Frequently Asked Questions:
How can I check on the status of a General Sessions case in Beaufort County?
The status of all General Sessions cases in Beaufort County can be checked for status and viewed at:
What is General Sessions Court?
South Carolina Circuit Courts are divided into two divisions:
General Sessions (criminal court); and
Common Pleas (civil court).
General Sessions Court handles felony and misdemeanor criminal cases ranging from those with a penalty of more than 30 days and / or a $500 fine to those carrying the death penalty.
The Magistrate and Municipal court system handles misdemeanor offenses with a penalty of 30 days or less and / or a fine of up to $500.
What is the difference between a felony and a misdemeanor?
Felony and misdemeanor are legal terms describing the seriousness of a crime. A felony is a very serious crime. Felonies generally carry long prison sentences of a year or more. Examples of a felony are attempted murder and cocaine trafficking.
A misdemeanor is a less serious crime. Misdemeanors carry shorter prison sentences. Examples of misdemeanor crimes include simple possession of marijuana, simple assault and battery, and tampering with an electric meter.
State law classifies crimes as felonies and others as misdemeanors. Title 16 of the South Carolina Code contains a list of felonies and misdemeanors.

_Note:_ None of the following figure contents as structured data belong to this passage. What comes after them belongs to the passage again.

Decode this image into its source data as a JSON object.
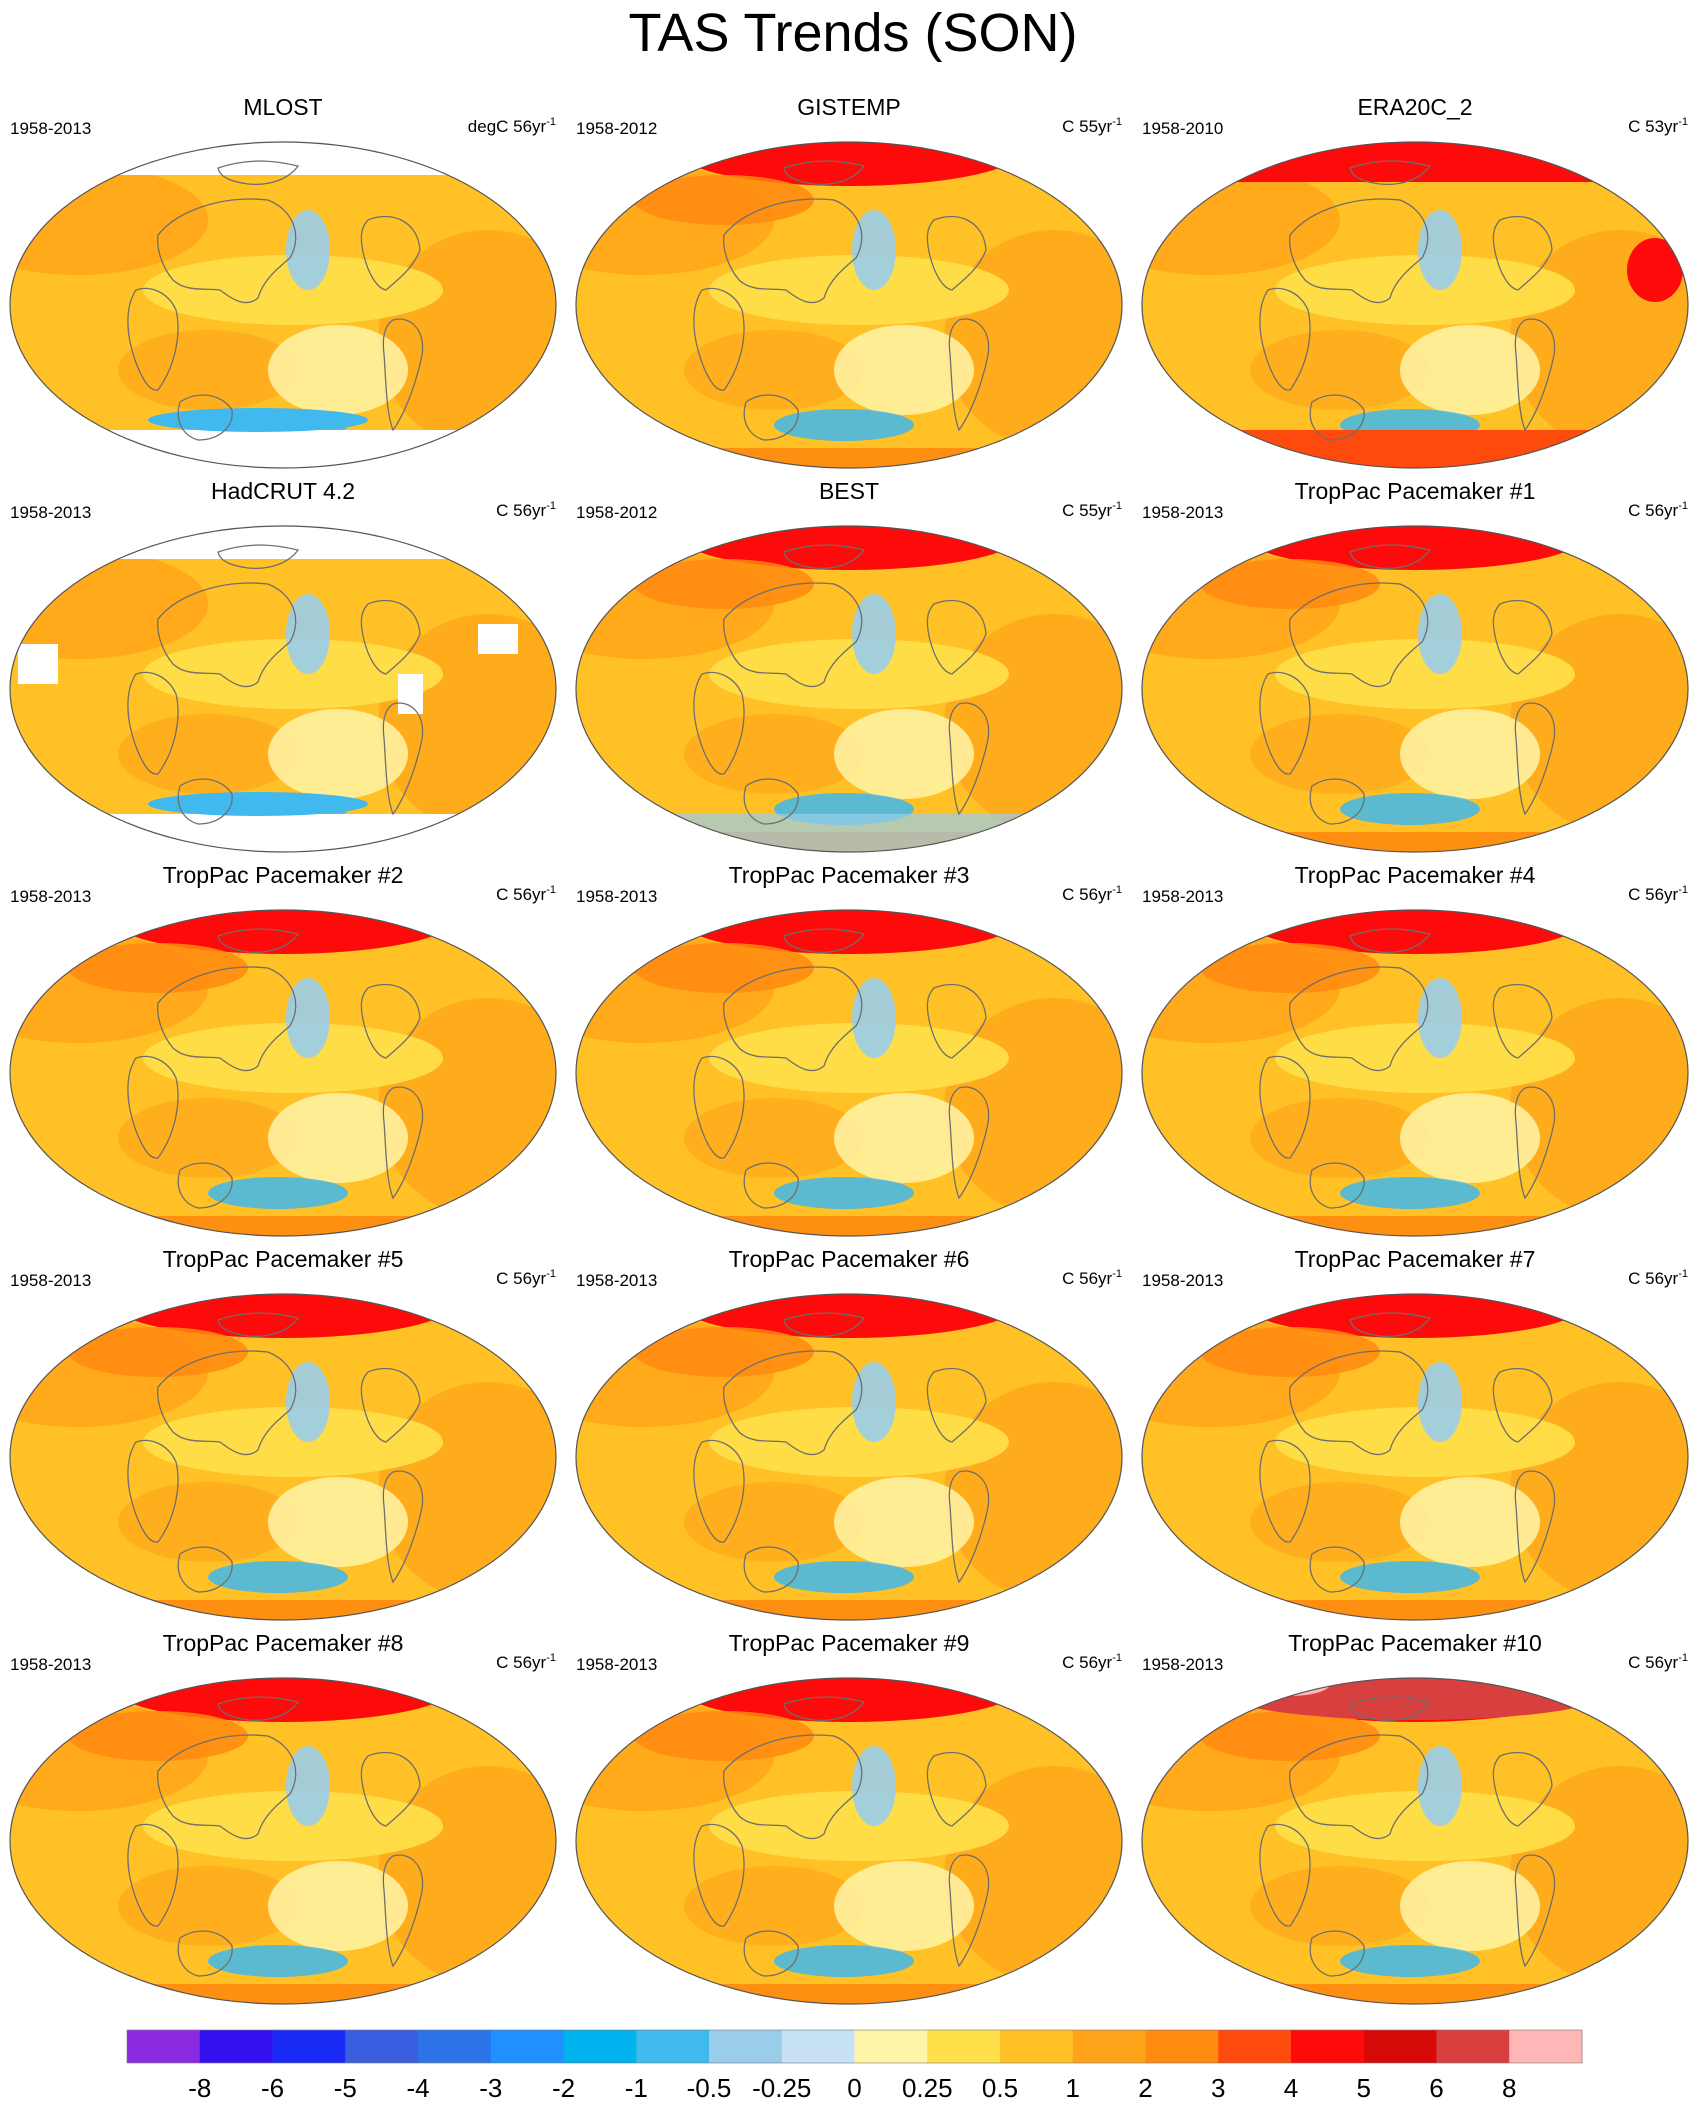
{
  "title": "TAS Trends (SON)",
  "panels": [
    {
      "name": "MLOST",
      "period": "1958-2013",
      "unit_prefix": "degC 56yr",
      "unit_exp": "-1",
      "style": "mlost"
    },
    {
      "name": "GISTEMP",
      "period": "1958-2012",
      "unit_prefix": "C 55yr",
      "unit_exp": "-1",
      "style": "gistemp"
    },
    {
      "name": "ERA20C_2",
      "period": "1958-2010",
      "unit_prefix": "C 53yr",
      "unit_exp": "-1",
      "style": "era"
    },
    {
      "name": "HadCRUT 4.2",
      "period": "1958-2013",
      "unit_prefix": "C 56yr",
      "unit_exp": "-1",
      "style": "hadcrut"
    },
    {
      "name": "BEST",
      "period": "1958-2012",
      "unit_prefix": "C 55yr",
      "unit_exp": "-1",
      "style": "best"
    },
    {
      "name": "TropPac Pacemaker #1",
      "period": "1958-2013",
      "unit_prefix": "C 56yr",
      "unit_exp": "-1",
      "style": "model"
    },
    {
      "name": "TropPac Pacemaker #2",
      "period": "1958-2013",
      "unit_prefix": "C 56yr",
      "unit_exp": "-1",
      "style": "model"
    },
    {
      "name": "TropPac Pacemaker #3",
      "period": "1958-2013",
      "unit_prefix": "C 56yr",
      "unit_exp": "-1",
      "style": "model"
    },
    {
      "name": "TropPac Pacemaker #4",
      "period": "1958-2013",
      "unit_prefix": "C 56yr",
      "unit_exp": "-1",
      "style": "model"
    },
    {
      "name": "TropPac Pacemaker #5",
      "period": "1958-2013",
      "unit_prefix": "C 56yr",
      "unit_exp": "-1",
      "style": "model"
    },
    {
      "name": "TropPac Pacemaker #6",
      "period": "1958-2013",
      "unit_prefix": "C 56yr",
      "unit_exp": "-1",
      "style": "model"
    },
    {
      "name": "TropPac Pacemaker #7",
      "period": "1958-2013",
      "unit_prefix": "C 56yr",
      "unit_exp": "-1",
      "style": "model"
    },
    {
      "name": "TropPac Pacemaker #8",
      "period": "1958-2013",
      "unit_prefix": "C 56yr",
      "unit_exp": "-1",
      "style": "model"
    },
    {
      "name": "TropPac Pacemaker #9",
      "period": "1958-2013",
      "unit_prefix": "C 56yr",
      "unit_exp": "-1",
      "style": "model"
    },
    {
      "name": "TropPac Pacemaker #10",
      "period": "1958-2013",
      "unit_prefix": "C 56yr",
      "unit_exp": "-1",
      "style": "model10"
    }
  ],
  "chart_data": {
    "type": "heatmap",
    "title": "TAS Trends (SON)",
    "projection": "robinson-like global map",
    "layout": "5 rows x 3 columns",
    "colorbar": {
      "tick_labels": [
        "-8",
        "-6",
        "-5",
        "-4",
        "-3",
        "-2",
        "-1",
        "-0.5",
        "-0.25",
        "0",
        "0.25",
        "0.5",
        "1",
        "2",
        "3",
        "4",
        "5",
        "6",
        "8"
      ],
      "colors": [
        "#8a2be2",
        "#3311ee",
        "#1a2bf5",
        "#3a5ee0",
        "#2b73e6",
        "#1e90ff",
        "#00b2ee",
        "#3fb9ee",
        "#99cdea",
        "#c6e2f4",
        "#fff5a8",
        "#ffe04a",
        "#ffc125",
        "#ffa41a",
        "#ff8a10",
        "#ff4a0e",
        "#ff0a0a",
        "#d70a0a",
        "#d84040",
        "#ffb6b6"
      ]
    }
  }
}
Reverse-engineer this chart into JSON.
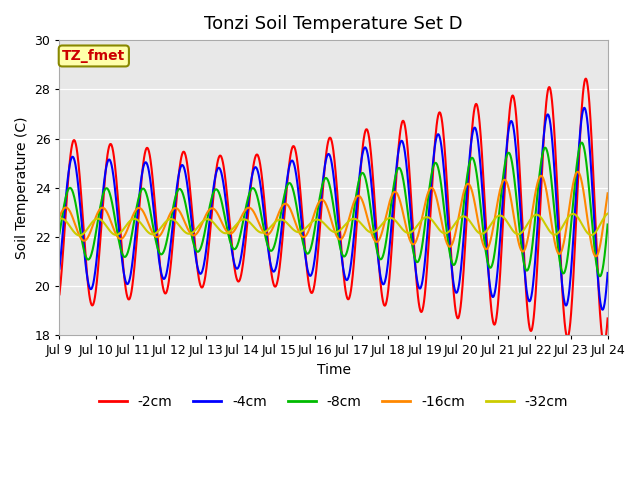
{
  "title": "Tonzi Soil Temperature Set D",
  "xlabel": "Time",
  "ylabel": "Soil Temperature (C)",
  "ylim": [
    18,
    30
  ],
  "yticks": [
    18,
    20,
    22,
    24,
    26,
    28,
    30
  ],
  "n_days": 15,
  "start_day": 9,
  "end_day": 24,
  "xtick_labels": [
    "Jul 9",
    "Jul 10",
    "Jul 11",
    "Jul 12",
    "Jul 13",
    "Jul 14",
    "Jul 15",
    "Jul 16",
    "Jul 17",
    "Jul 18",
    "Jul 19",
    "Jul 20",
    "Jul 21",
    "Jul 22",
    "Jul 23",
    "Jul 24"
  ],
  "series_colors": [
    "#ff0000",
    "#0000ff",
    "#00bb00",
    "#ff8800",
    "#cccc00"
  ],
  "series_labels": [
    "-2cm",
    "-4cm",
    "-8cm",
    "-16cm",
    "-32cm"
  ],
  "line_width": 1.5,
  "fig_bg": "#ffffff",
  "plot_bg": "#e8e8e8",
  "grid_color": "#ffffff",
  "annotation_text": "TZ_fmet",
  "annotation_bg": "#ffffaa",
  "annotation_fc": "#cc0000",
  "annotation_ec": "#888800",
  "title_fontsize": 13,
  "label_fontsize": 10,
  "tick_fontsize": 9
}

What is a Preliminary Hearing?
These hearings are available to defendants charged with serious offenses triable only in General Sessions Court. The defendant has the right to request a preliminary hearing within 10 days of the bond hearing.
What is the Grand Jury?
A Grand Jury is a panel of citizens convened by the court to decide whether it is appropriate to bring charges against someone suspected of a crime. If the Grand Jury decides there is reason to bring someone to trial, it returns a “true bill” and issues an indictment. If it finds insufficient reason, it returns a “no bill.”